Since our arrival, we’ve taken the bus to Cuneo, just like old times, to get raw milk, crates of peaches, and gelato at Corso. Actually, the reason for our trip was to visit a couple of government agencies. And we suddenly remembered how much we love Italian red tape. One should always consider the first trip to any Italian government office as a fact-finding mission to alleviate disappointment that you don’t get anything done on the first visit. It feels like the fairy-tale where the evil King sends the young hero on an impossible mission to bring back this or that golden fleece or head of a dragon. And once he’s accomplished that trifle, he can have his desire.

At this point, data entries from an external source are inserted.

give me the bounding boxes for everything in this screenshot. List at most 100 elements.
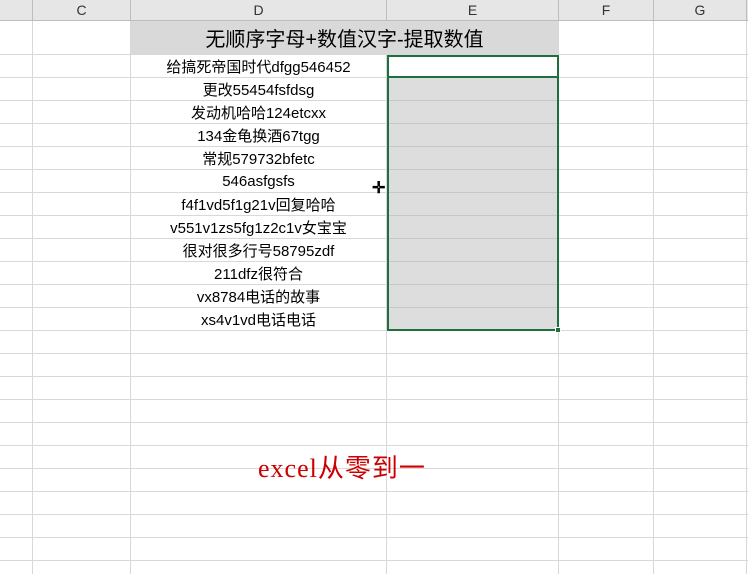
cell[interactable] — [131, 400, 387, 422]
col-header-E[interactable]: E — [387, 0, 559, 20]
cell[interactable] — [654, 308, 747, 330]
cell-D13[interactable]: xs4v1vd电话电话 — [131, 308, 387, 330]
row-header[interactable] — [0, 561, 33, 574]
cell[interactable] — [131, 515, 387, 537]
cell-D9[interactable]: v551v1zs5fg1z2c1v女宝宝 — [131, 216, 387, 238]
cell[interactable] — [131, 377, 387, 399]
cell[interactable] — [559, 193, 654, 215]
row-header[interactable] — [0, 492, 33, 514]
cell[interactable] — [33, 538, 131, 560]
cell[interactable] — [559, 515, 654, 537]
cell[interactable] — [559, 308, 654, 330]
cell-D7[interactable]: 546asfgsfs — [131, 170, 387, 192]
cell-E2[interactable] — [387, 55, 559, 77]
cell[interactable] — [33, 216, 131, 238]
cell[interactable] — [559, 377, 654, 399]
cell-D10[interactable]: 很对很多行号58795zdf — [131, 239, 387, 261]
cell[interactable] — [559, 239, 654, 261]
cell-D4[interactable]: 发动机哈哈124etcxx — [131, 101, 387, 123]
cell[interactable] — [654, 446, 747, 468]
cell-D12[interactable]: vx8784电话的故事 — [131, 285, 387, 307]
row-header[interactable] — [0, 423, 33, 445]
select-all-corner[interactable] — [0, 0, 33, 21]
cell[interactable] — [33, 262, 131, 284]
cell-E6[interactable] — [387, 147, 559, 169]
col-header-D[interactable]: D — [131, 0, 387, 20]
cell[interactable] — [654, 331, 747, 353]
cell[interactable] — [654, 55, 747, 77]
cell-F1[interactable] — [559, 21, 654, 54]
cell[interactable] — [654, 170, 747, 192]
cell[interactable] — [387, 377, 559, 399]
cell[interactable] — [654, 101, 747, 123]
cell[interactable] — [387, 331, 559, 353]
cell[interactable] — [559, 147, 654, 169]
row-header[interactable] — [0, 538, 33, 560]
cell[interactable] — [387, 354, 559, 376]
row-header[interactable] — [0, 469, 33, 491]
cell[interactable] — [131, 354, 387, 376]
cell[interactable] — [654, 147, 747, 169]
cell[interactable] — [654, 377, 747, 399]
cell-D3[interactable]: 更改55454fsfdsg — [131, 78, 387, 100]
row-header[interactable] — [0, 377, 33, 399]
cell-E13[interactable] — [387, 308, 559, 330]
row-header[interactable] — [0, 216, 33, 238]
cell[interactable] — [33, 101, 131, 123]
row-header[interactable] — [0, 400, 33, 422]
cell-D11[interactable]: 211dfz很符合 — [131, 262, 387, 284]
cell[interactable] — [559, 124, 654, 146]
col-header-C[interactable]: C — [33, 0, 131, 20]
cell-E9[interactable] — [387, 216, 559, 238]
cell[interactable] — [654, 124, 747, 146]
row-header[interactable] — [0, 239, 33, 261]
cell-E12[interactable] — [387, 285, 559, 307]
cell[interactable] — [559, 538, 654, 560]
cell[interactable] — [33, 147, 131, 169]
cell-E11[interactable] — [387, 262, 559, 284]
cell[interactable] — [33, 354, 131, 376]
cell-E7[interactable] — [387, 170, 559, 192]
cell[interactable] — [559, 216, 654, 238]
row-header[interactable] — [0, 55, 33, 77]
cell[interactable] — [33, 308, 131, 330]
cell-C1[interactable] — [33, 21, 131, 54]
cell[interactable] — [33, 377, 131, 399]
cell[interactable] — [387, 423, 559, 445]
row-header[interactable] — [0, 262, 33, 284]
cell-E8[interactable] — [387, 193, 559, 215]
cell[interactable] — [654, 561, 747, 574]
cell-E5[interactable] — [387, 124, 559, 146]
row-header[interactable] — [0, 147, 33, 169]
cell[interactable] — [654, 538, 747, 560]
cell[interactable] — [33, 423, 131, 445]
cell[interactable] — [559, 55, 654, 77]
cell-D8[interactable]: f4f1vd5f1g21v回复哈哈 — [131, 193, 387, 215]
cell[interactable] — [131, 331, 387, 353]
cell[interactable] — [559, 561, 654, 574]
cell[interactable] — [33, 492, 131, 514]
cell[interactable] — [33, 78, 131, 100]
cell[interactable] — [559, 400, 654, 422]
col-header-F[interactable]: F — [559, 0, 654, 20]
cell[interactable] — [33, 193, 131, 215]
cell[interactable] — [33, 561, 131, 574]
cell[interactable] — [654, 515, 747, 537]
row-header[interactable] — [0, 170, 33, 192]
cell[interactable] — [559, 331, 654, 353]
cell-D6[interactable]: 常规579732bfetc — [131, 147, 387, 169]
cell[interactable] — [387, 538, 559, 560]
row-header[interactable] — [0, 21, 33, 54]
cell[interactable] — [131, 561, 387, 574]
cell[interactable] — [654, 78, 747, 100]
cell[interactable] — [559, 101, 654, 123]
cell[interactable] — [33, 285, 131, 307]
title-cell[interactable]: 无顺序字母+数值汉字-提取数值 — [131, 21, 559, 54]
cell[interactable] — [654, 193, 747, 215]
cell[interactable] — [654, 469, 747, 491]
col-header-G[interactable]: G — [654, 0, 747, 20]
cell-D2[interactable]: 给搞死帝国时代dfgg546452 — [131, 55, 387, 77]
cell[interactable] — [33, 239, 131, 261]
cell[interactable] — [33, 124, 131, 146]
cell[interactable] — [33, 515, 131, 537]
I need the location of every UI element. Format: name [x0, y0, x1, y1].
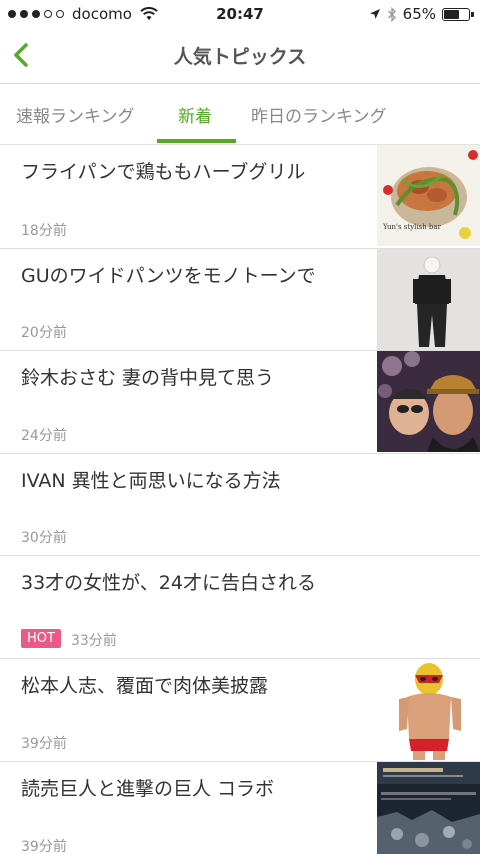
image-caption: Yun's stylish bar [382, 223, 442, 231]
list-item[interactable]: IVAN 異性と両思いになる方法 30分前 [0, 454, 480, 556]
topic-list: フライパンで鶏ももハーブグリル 18分前 Yun's stylish bar G… [0, 145, 480, 854]
article-title: 33才の女性が、24才に告白される [21, 572, 316, 594]
article-time: 18分前 [21, 223, 67, 239]
article-title: IVAN 異性と両思いになる方法 [21, 470, 281, 492]
article-time: 39分前 [21, 839, 67, 854]
tab-breaking-ranking[interactable]: 速報ランキング [16, 102, 135, 127]
list-item[interactable]: GUのワイドパンツをモノトーンで 20分前 [0, 249, 480, 351]
article-time: 20分前 [21, 325, 67, 341]
article-title: フライパンで鶏ももハーブグリル [21, 161, 306, 183]
page-title: 人気トピックス [173, 46, 307, 68]
bluetooth-icon [387, 6, 396, 22]
article-title: 松本人志、覆面で肉体美披露 [21, 675, 269, 697]
article-title: 読売巨人と進撃の巨人 コラボ [21, 778, 275, 800]
article-time: 30分前 [21, 530, 67, 546]
tab-bar: 速報ランキング 新着 昨日のランキング [0, 85, 480, 145]
nav-bar: 人気トピックス [0, 28, 480, 84]
attack-on-titan-collab-poster [377, 762, 480, 854]
active-tab-indicator [157, 139, 236, 143]
hot-badge: HOT [21, 629, 61, 648]
tab-new[interactable]: 新着 [178, 102, 212, 127]
list-item[interactable]: 読売巨人と進撃の巨人 コラボ 39分前 [0, 762, 480, 854]
battery-fill [444, 9, 459, 19]
location-arrow-icon [369, 9, 380, 19]
article-title: 鈴木おさむ 妻の背中見て思う [21, 367, 275, 389]
battery-percent: 65% [402, 5, 436, 23]
masked-wrestler-photo [377, 659, 480, 760]
battery-icon [442, 7, 474, 21]
article-time: 24分前 [21, 428, 67, 444]
list-item[interactable]: 33才の女性が、24才に告白される HOT 33分前 [0, 556, 480, 659]
status-bar: docomo 20:47 65% [0, 0, 480, 28]
list-item[interactable]: 鈴木おさむ 妻の背中見て思う 24分前 [0, 351, 480, 454]
article-time: 33分前 [71, 633, 117, 649]
herb-grilled-chicken-photo: Yun's stylish bar [377, 145, 480, 246]
article-title: GUのワイドパンツをモノトーンで [21, 265, 316, 287]
monotone-outfit-photo [377, 249, 480, 350]
couple-selfie-photo [377, 351, 480, 452]
list-item[interactable]: フライパンで鶏ももハーブグリル 18分前 Yun's stylish bar [0, 145, 480, 249]
status-right: 65% [369, 5, 474, 23]
list-item[interactable]: 松本人志、覆面で肉体美披露 39分前 [0, 659, 480, 762]
tab-yesterday-ranking[interactable]: 昨日のランキング [251, 102, 387, 127]
article-time: 39分前 [21, 736, 67, 752]
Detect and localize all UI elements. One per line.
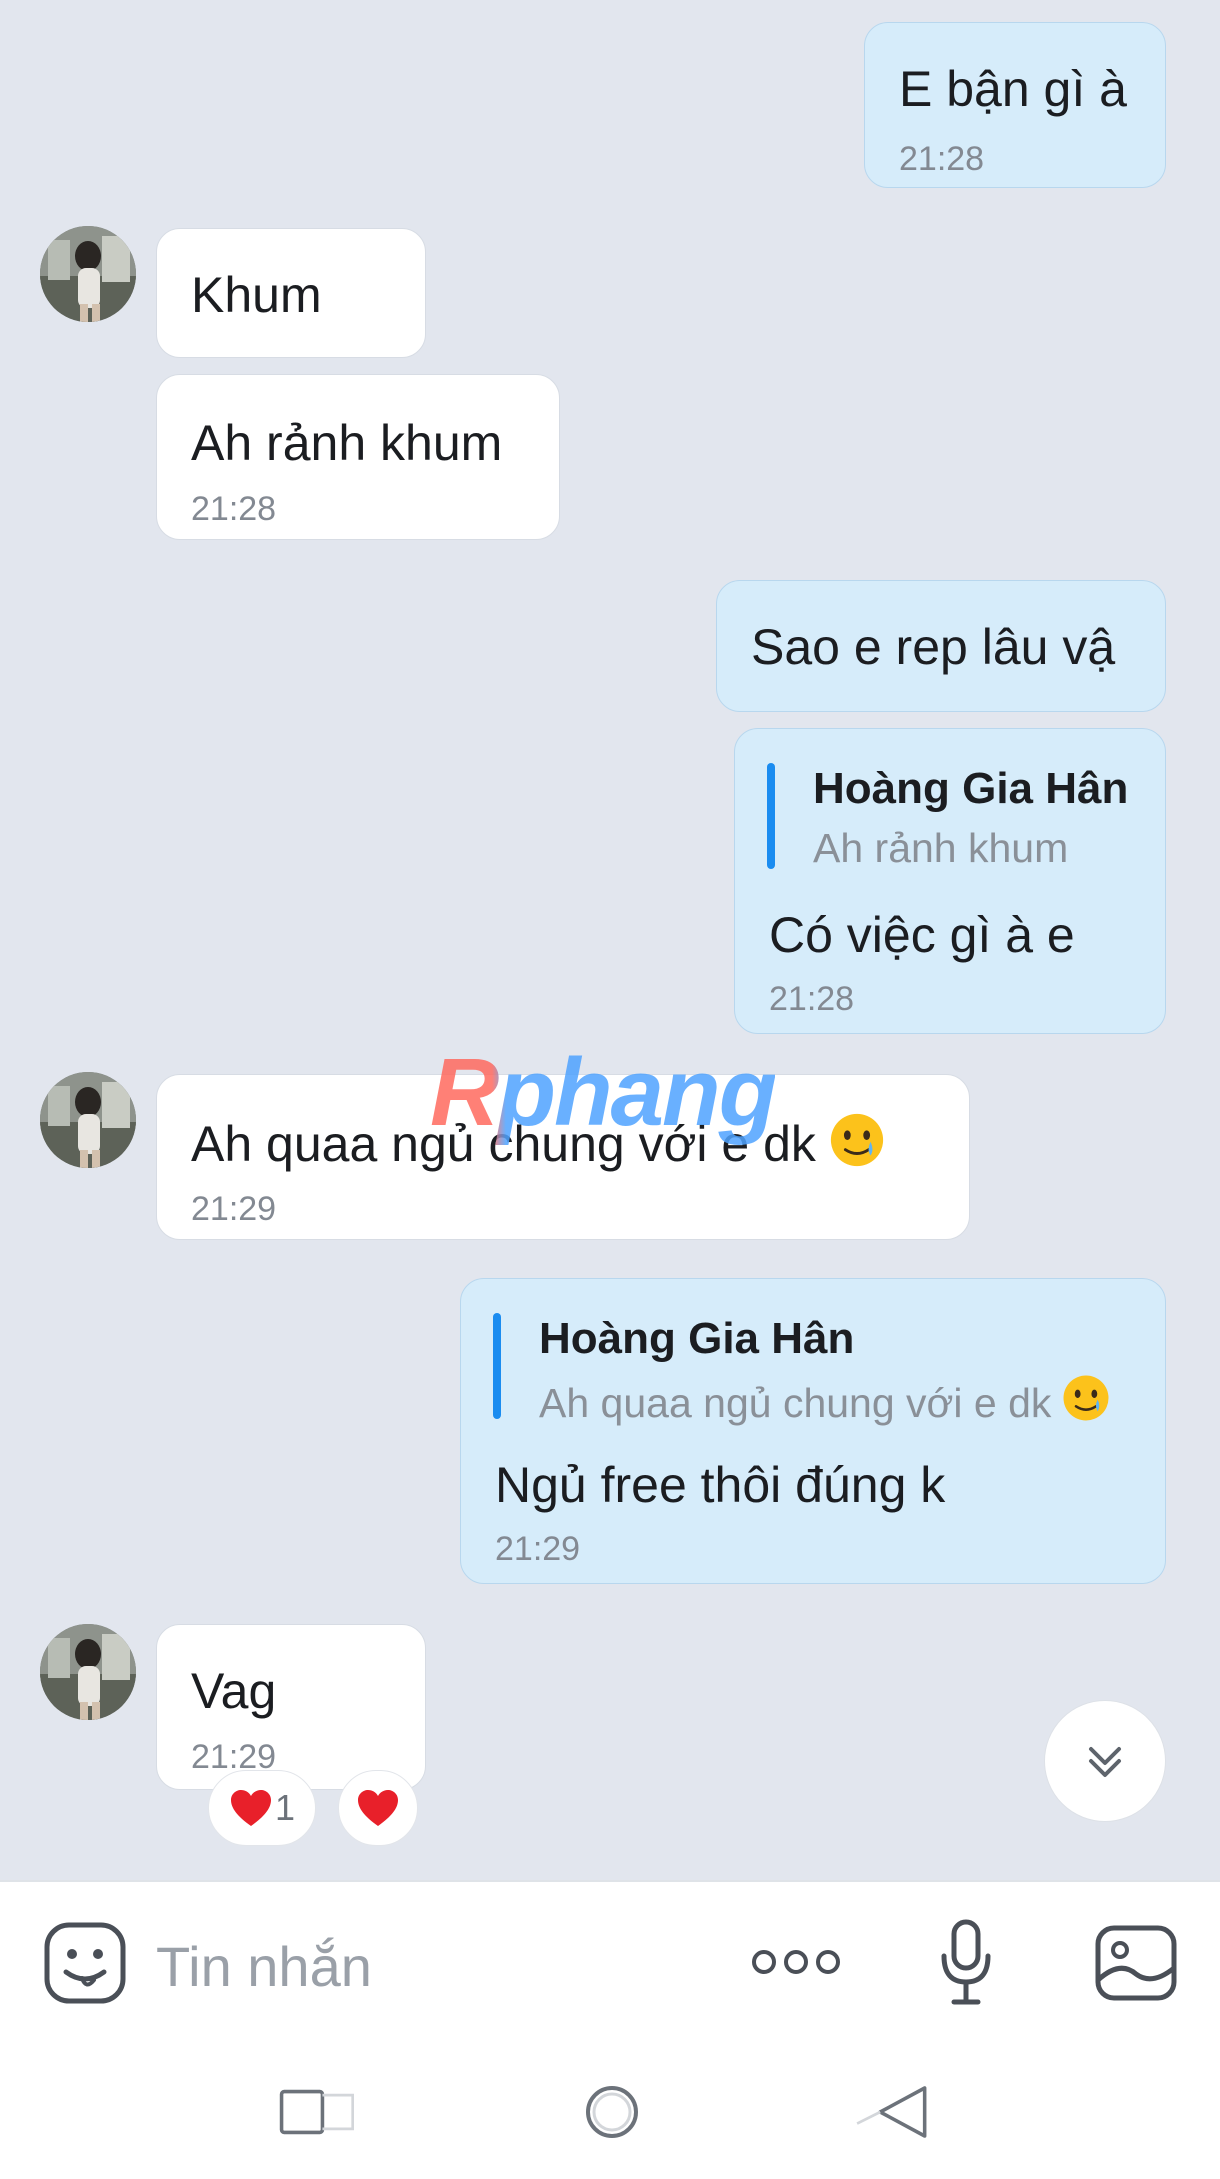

For example, at the Questura on Friday, they told me I couldn’t do my declaration of presence (which is a prerequisite for my permission to stay) until I’d brought them back the Gorgon’s head. And of course, I only have eight days to do it. That means that in between now and Thursday, I need to find Mercury and get him to loan me his winged sandals, visit the Greae to ask them where she lives, hack off the head, being careful only to look at it in my shield, rescue Andromeda from the sea monster, and fly back to the Cuneo Questura, head in hand. No, really all they asked for was a Declaration of Hospitality, which Tony was supposed to do for me in town, except that he’s not registered here yet, so he can’t, and before he can get registered we need to get our rental contract done, and then wait for the police to come verify that we actually live here, and there are probably some other hoops to jump through too, and it really is supposed to be done all before Thursday. We should start today, except nothing is open in Italy on Mondays. Ha ha. Anyway, everything will be fine. We’ve already performed the twelve labors of Hercules so Tony could become Italian. Anything else is cake.